En l’occurrence, les dommages-intérêts alloués par la cour d’appel au titre de la discrimination « réparent les préjudices matériels et moraux résultant de la privation d’une partie des fonctions de l’intéressée après retour de ses congés maternité ». Ils ne réparent pas, en revanche, « l’atteinte à la dignité et à la santé de la salariée, ayant conduit à un état d’inaptitude médicalement constaté, résultant du harcèlement moral dont elle a fait l’objet », constate la Cour de cassation. La cour d’appel aurait donc dû lui accorder une indemnisation spécifique au titre de ce second préjudice.
En d’autres termes, lorsqu’un même comportement est constitutif de harcèlement moral et de discrimination, il y a bien méconnaissance de la part de l’employeur de deux obligations légales distinctes : celle tenant à la prohibition des discriminations (C. trav., art. L. 1132-1) et celle de faire cesser toute situation de harcèlement moral (C. trav., art.
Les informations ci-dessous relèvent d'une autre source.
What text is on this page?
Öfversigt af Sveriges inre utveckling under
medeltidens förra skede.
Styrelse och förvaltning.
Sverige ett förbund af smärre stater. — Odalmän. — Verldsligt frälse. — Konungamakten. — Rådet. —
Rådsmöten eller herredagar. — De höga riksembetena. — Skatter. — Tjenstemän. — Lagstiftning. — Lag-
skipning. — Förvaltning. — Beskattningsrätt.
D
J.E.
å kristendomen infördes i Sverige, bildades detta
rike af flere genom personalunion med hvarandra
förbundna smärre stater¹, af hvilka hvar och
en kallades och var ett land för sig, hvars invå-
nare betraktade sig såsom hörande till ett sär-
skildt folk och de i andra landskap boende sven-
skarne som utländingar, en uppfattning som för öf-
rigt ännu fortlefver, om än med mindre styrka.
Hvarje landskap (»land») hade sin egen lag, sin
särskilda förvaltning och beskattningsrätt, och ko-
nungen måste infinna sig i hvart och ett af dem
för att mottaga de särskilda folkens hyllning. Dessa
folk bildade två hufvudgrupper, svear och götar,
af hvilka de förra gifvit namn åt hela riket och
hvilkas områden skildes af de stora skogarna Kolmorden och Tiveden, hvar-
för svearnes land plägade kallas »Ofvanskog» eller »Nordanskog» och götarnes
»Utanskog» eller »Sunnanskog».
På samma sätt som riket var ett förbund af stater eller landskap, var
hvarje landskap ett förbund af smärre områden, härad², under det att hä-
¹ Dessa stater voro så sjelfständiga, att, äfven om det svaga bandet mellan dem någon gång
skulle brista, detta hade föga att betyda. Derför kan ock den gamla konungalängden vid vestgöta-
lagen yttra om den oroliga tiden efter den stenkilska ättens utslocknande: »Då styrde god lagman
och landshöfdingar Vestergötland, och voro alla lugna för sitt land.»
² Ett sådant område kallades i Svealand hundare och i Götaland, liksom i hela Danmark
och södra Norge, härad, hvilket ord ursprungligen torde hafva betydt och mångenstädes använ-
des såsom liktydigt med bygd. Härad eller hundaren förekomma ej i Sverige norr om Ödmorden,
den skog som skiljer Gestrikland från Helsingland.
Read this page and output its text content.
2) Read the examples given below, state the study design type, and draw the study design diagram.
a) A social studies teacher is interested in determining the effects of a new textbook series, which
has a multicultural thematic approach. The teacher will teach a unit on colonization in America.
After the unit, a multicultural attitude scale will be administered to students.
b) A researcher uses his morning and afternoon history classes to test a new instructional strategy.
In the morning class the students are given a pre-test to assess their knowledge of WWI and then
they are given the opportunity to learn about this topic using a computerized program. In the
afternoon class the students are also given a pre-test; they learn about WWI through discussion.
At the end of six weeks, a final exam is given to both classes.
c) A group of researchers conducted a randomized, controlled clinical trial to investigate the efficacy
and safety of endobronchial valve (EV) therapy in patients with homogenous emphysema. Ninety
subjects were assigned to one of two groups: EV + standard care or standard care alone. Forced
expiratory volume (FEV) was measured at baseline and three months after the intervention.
L. 1152-1). Le respect de chacune d’elles s’apprécie isolément et peut donc donner lieu à une double indemnisation en cas de violation.
Mais encore faut-il que le salarié apporte la preuve de préjudices distincts pour chacun de ces manquements.
En effet, le juge ne peut réparer deux fois le même préjudice, quand bien même celui-ci aurait pour origine la violation de deux obligations légales. Si le cumul d’indemnités est possible, il n’est donc pas systématique.
Cette décision n’est pas surprenante au vu de la jurisprudence adoptée par la Cour de cassation en matière de harcèlement moral. Elle admet en effet qu’un salarié peut demander non seulement des dommages-intérêts au titre du harcèlement moral subi, mais aussi une indemnisation spécifique au titre du manquement de l’employeur à son obligation de prévention en la matière, dès lors qu’il en est résulté pour la victime des préjudices distincts(Cass. soc., 6 juin 2012, nº 10-27.694 ; Cass. soc., 19 novembre 2014, nº 13-17.729 ; v. l’actualité nº 16724 du 2 décembre 2014).
Notons que, dans cette affaire, la salariée avait en outre demandé une indemnisation au titre de la violation du principe d’égalité de traitement. Mais sa demande a été rejetée par la cour d’appel, suivie en cela par la Cour de cassation, dans la mesure où le préjudice subi par la salariée à ce titre avait été pris en compte dans l’octroi de dommages-intérêts au titre de la discrimination. Faute de préjudices distincts, le cumul d’indemnités était donc ici impossible.